When Georgia Pritchett found herself lost for words—a bit of a predicament for a comedy writer—she turned to a therapist, who suggested she try writing down some of the things that worried her. But instead of a grocery list of concerns, Georgia wrote this book.
[Pritchett] looks back at her life in a series of comedy vignettes, detailing everything from her childhood as a worrywort to her experiences raising two neurodivergent boys, in quick, pithy, self-deprecating prose ... She finds plenty of fodder for comedy in her life. But it’s the moments when Pritchett describes her own anxiety that really sing. Pritchett is able to describe the ways she feels...in a manner that is both relatable and meaningful. Readers will find lots to like about this memoir, especially those who may have experience with the emotions Pritchett details.
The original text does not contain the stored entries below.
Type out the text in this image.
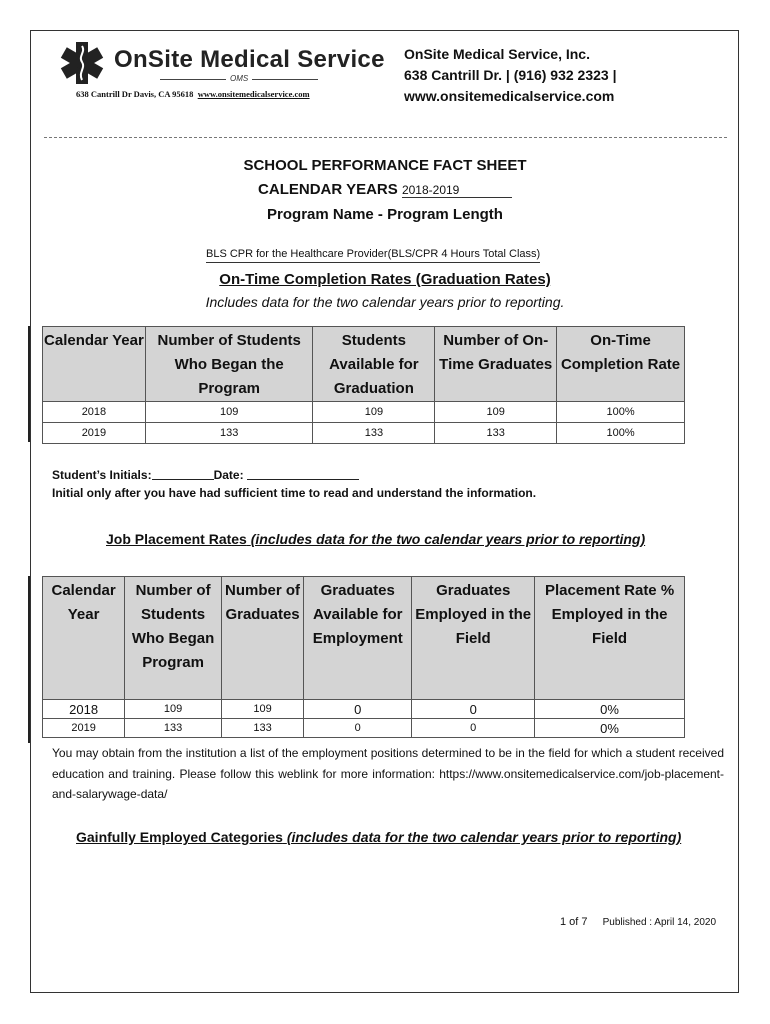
OnSite Medical Service
OMS
638 Cantrill Dr Davis, CA 95618 www.onsitemedicalservice.com
OnSite Medical Service, Inc.
638 Cantrill Dr. | (916) 932 2323 |
www.onsitemedicalservice.com
SCHOOL PERFORMANCE FACT SHEET
CALENDAR YEARS 2018-2019
Program Name - Program Length
BLS CPR for the Healthcare Provider(BLS/CPR 4 Hours Total Class)
On-Time Completion Rates (Graduation Rates)
Includes data for the two calendar years prior to reporting.
Calendar Year	Number of Students Who Began the Program	Students Available for Graduation	Number of On-Time Graduates	On-Time Completion Rate
2018	109	109	109	100%
2019	133	133	133	100%
Student’s Initials:	Date:
Initial only after you have had sufficient time to read and understand the information.
Job Placement Rates (includes data for the two calendar years prior to reporting)
Calendar Year	Number of Students Who Began Program	Number of Graduates	Graduates Available for Employment	Graduates Employed in the Field	Placement Rate % Employed in the Field
2018	109	109	0	0	0%
2019	133	133	0	0	0%
You may obtain from the institution a list of the employment positions determined to be in the field for which a student received education and training. Please follow this weblink for more information: https://www.onsitemedicalservice.com/job-placement-and-salarywage-data/
Gainfully Employed Categories (includes data for the two calendar years prior to reporting)
1 of 7 Published : April 14, 2020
Episodic, quirky, absurd ... Pritchett...writes in short bursts that pull the reader in with a manic sort of energy—but just as quickly push the reader away. This writing style echoes Pritchett’s anxiety, which is central to how she experiences the world ... Initially it’s hard to feel a close connection to the narrator because the vignettes fly by so quickly, even though they are zany and tilt-a-whirl fun. The memoir gains traction, though, as Pritchett transitions to her tentative forays into comedy writing ... Where I personally became fully immersed in the memoir was after Pritchett had her son, who has autism ... Her poignant honesty in describing what she and her sons have experienced together, coupled with her fierceness and creativity, made me a true fan of the book, which is one that readers will not soon forget.
A collection of zippy and poignant anecdotes that describe living at the crossroads of imagination and anxiety ... The narrative becomes more intense (though still funny) as she confronts sexism in the entertainment industry...infertility and miscarriage, her partner’s cancer scare, and her sons’ autism diagnoses. The delivery’s delightful and as finely tuned as poetry or a tight stand-up routine. Her torment, as well as her joys, are readers’ gain.